Privacy Policy for Dentistry at East Piedmont

At Dentistry at East Piedmont, we are committed to protecting your privacy. This Privacy Policy describes the privacy practices related to your health information and SMS communications, ensuring compliance with HIPAA and A2P (Application-to-Person) messaging regulations.

Practice Covered by This Notice

This notice describes the privacy practices of Dentistry at East Piedmont. ‘We’ and ‘our’ refer to the dental practice, while ‘you’ and ‘your’ refer to our patients.

How to Contact Us

If you have any questions or need further information about this notice, you can contact:

Dentistry at East Piedmont
3535 Roswell Rd, Suite 55
Marietta, GA 30062
Office Number: 770-321-5558


Information Covered by This Notice

We create and maintain records about the dental care and services you receive. This notice applies to health information that identifies you and explains the ways we may use and disclose that information. It also outlines your rights regarding your health information.

We are required by law to:

  • Maintain the privacy of health information that identifies you.
  • Provide this notice of our legal duties and privacy practices.
  • Abide by the terms of our privacy notice currently in effect.

Copies of our Privacy Notice are available upon request and posted in our office.


How We May Use and Disclose Your Protected Health Information

  1. Appointment Reminders: We may use or disclose health information to contact you for appointment reminders via postcards, letters, voicemails, emails, or SMS messages.
  2. Payment: We may use and disclose health information to bill your insurance provider and collect payment for services rendered.
  3. Treatment: We may use health information to provide dental treatment or services and may share information with healthcare professionals involved in your care.
  4. Treatment Alternatives: We may use health information to inform you of treatment options or alternatives.
  5. Healthcare Operations: We may use health information for healthcare operations such as evaluating staff performance or improving services.
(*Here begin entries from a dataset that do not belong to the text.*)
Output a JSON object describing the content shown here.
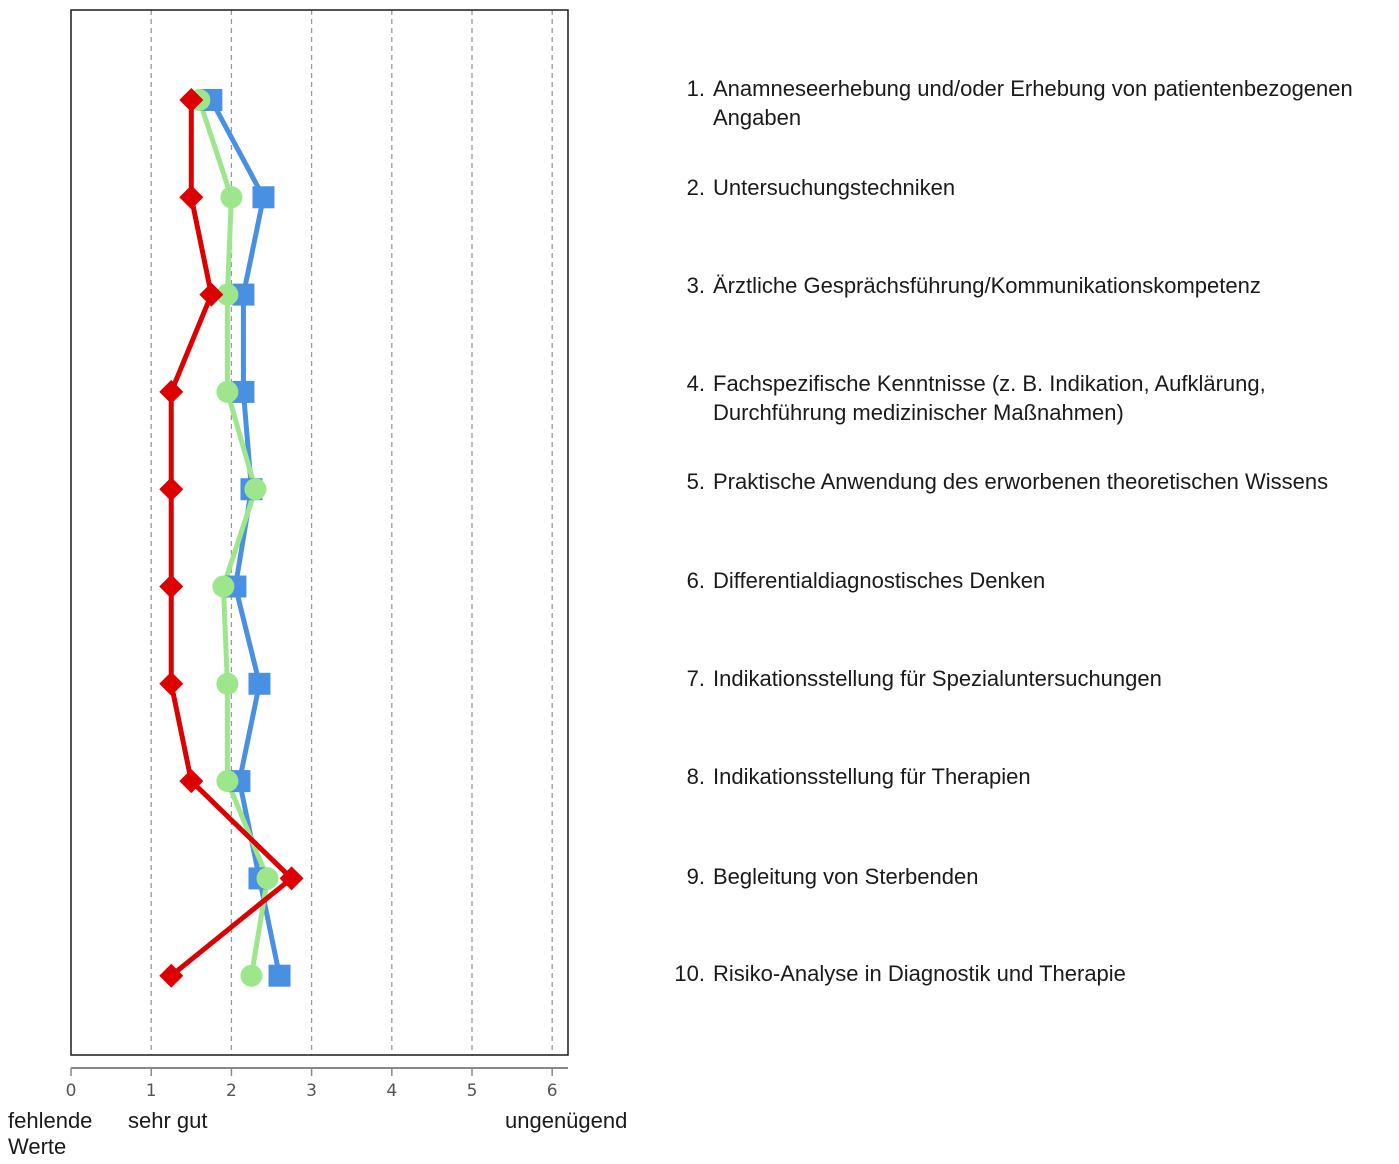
{
  "chart_data": {
    "type": "line",
    "orientation": "horizontal-values",
    "x_ticks": [
      "0",
      "1",
      "2",
      "3",
      "4",
      "5",
      "6"
    ],
    "xlim": [
      0,
      6.2
    ],
    "grid": true,
    "scale_labels": {
      "zero": "fehlende Werte",
      "best": "sehr gut",
      "worst": "ungenügend"
    },
    "categories": [
      {
        "num": "1.",
        "text": "Anamneseerhebung und/oder Erhebung von patientenbezogenen Angaben"
      },
      {
        "num": "2.",
        "text": "Untersuchungstechniken"
      },
      {
        "num": "3.",
        "text": "Ärztliche Gesprächsführung/Kommunikationskompetenz"
      },
      {
        "num": "4.",
        "text": "Fachspezifische Kenntnisse (z. B. Indikation, Aufklärung, Durchführung medizinischer Maßnahmen)"
      },
      {
        "num": "5.",
        "text": "Praktische Anwendung des erworbenen theoretischen Wissens"
      },
      {
        "num": "6.",
        "text": "Differentialdiagnostisches Denken"
      },
      {
        "num": "7.",
        "text": "Indikationsstellung für Spezialuntersuchungen"
      },
      {
        "num": "8.",
        "text": "Indikationsstellung für Therapien"
      },
      {
        "num": "9.",
        "text": "Begleitung von Sterbenden"
      },
      {
        "num": "10.",
        "text": "Risiko-Analyse in Diagnostik und Therapie"
      }
    ],
    "series": [
      {
        "color": "#4a90e2",
        "marker": "square",
        "values": [
          1.75,
          2.4,
          2.15,
          2.15,
          2.25,
          2.05,
          2.35,
          2.1,
          2.35,
          2.6
        ]
      },
      {
        "color": "#9de68c",
        "marker": "circle",
        "values": [
          1.6,
          2.0,
          1.95,
          1.95,
          2.3,
          1.9,
          1.95,
          1.95,
          2.45,
          2.25
        ]
      },
      {
        "color": "#dd0000",
        "marker": "diamond",
        "values": [
          1.5,
          1.5,
          1.75,
          1.25,
          1.25,
          1.25,
          1.25,
          1.5,
          2.75,
          1.25
        ]
      }
    ]
  }
}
Disclosure to Family Members and Friends

We may disclose health information to individuals involved in your care, unless you object. We may also notify your family or others in cases of emergencies or death.


Less Common Reasons for Disclosure

We may disclose health information for specific purposes like public health activities, victims of abuse, health oversight activities, lawsuits, law enforcement purposes, organ donation, and to avert serious threats to health or safety.


A2P Messaging and SMS Communication

When you provide your phone number and opt-in to receive SMS messages, you agree to the following terms for A2P messaging:

  • Types of Messages: You may receive appointment reminders, treatment updates, promotional offers, and other marketing messages from us.
  • Opt-In: By submitting your phone number via our website or forms, you consent to receive SMS messages from Dentistry at East Piedmont.
  • Opt-Out: You can opt out at any time by replying “STOP” to any SMS message. For help, reply “HELP” or contact us directly.
  • Message Frequency: The frequency of messages will depend on your interactions with our practice and services.
  • Message and Data Rates: Standard message and data rates may apply, based on your mobile carrier plan.

We take your privacy seriously, and we will not share or sell your phone number. You can review our Privacy Policy for more details.


Other Uses of Health Information

We will only make additional uses or disclosures of health information with your written authorization, which can be revoked at any time by submitting a written request.


Your Rights

  1. Right of Access: You may request a copy of your health information in a preferred format. We will provide a paper copy if electronic is not available.
  2. Right to Amend: You may request changes to your health information if you believe it is incorrect or incomplete.
  3. Right to Request Restrictions: You may request restrictions on the use of your health information, although we are not required to agree to all requests.
  4. Right to Confidential Communications: You may request to receive communications through alternative means or locations, and we will accommodate reasonable requests.
  5. Accounting of Disclosures: You may request a list of certain disclosures we have made of your health information.
  6. Right to a Paper Copy of this Notice: You can request a paper copy of this privacy notice at any time.

Changes to This Notice

We reserve the right to change the terms of this notice and apply the new terms to all information we maintain. If changes are made, we will post a revised notice in the office and on our website.


To Make Privacy Complaints

If you believe your privacy rights have been violated, you can file a complaint with us by contacting:

Dentistry at East Piedmont
3535 Roswell Rd, Suite 55
Marietta, GA 30062
Office Number: 770-321-5558

You can also file a complaint with the U.S. Department of Health and Human Services.


Conclusion

We are committed to protecting your privacy and ensuring the confidentiality of your personal and health information. By using our services, you agree to the practices outlined in this Privacy Policy.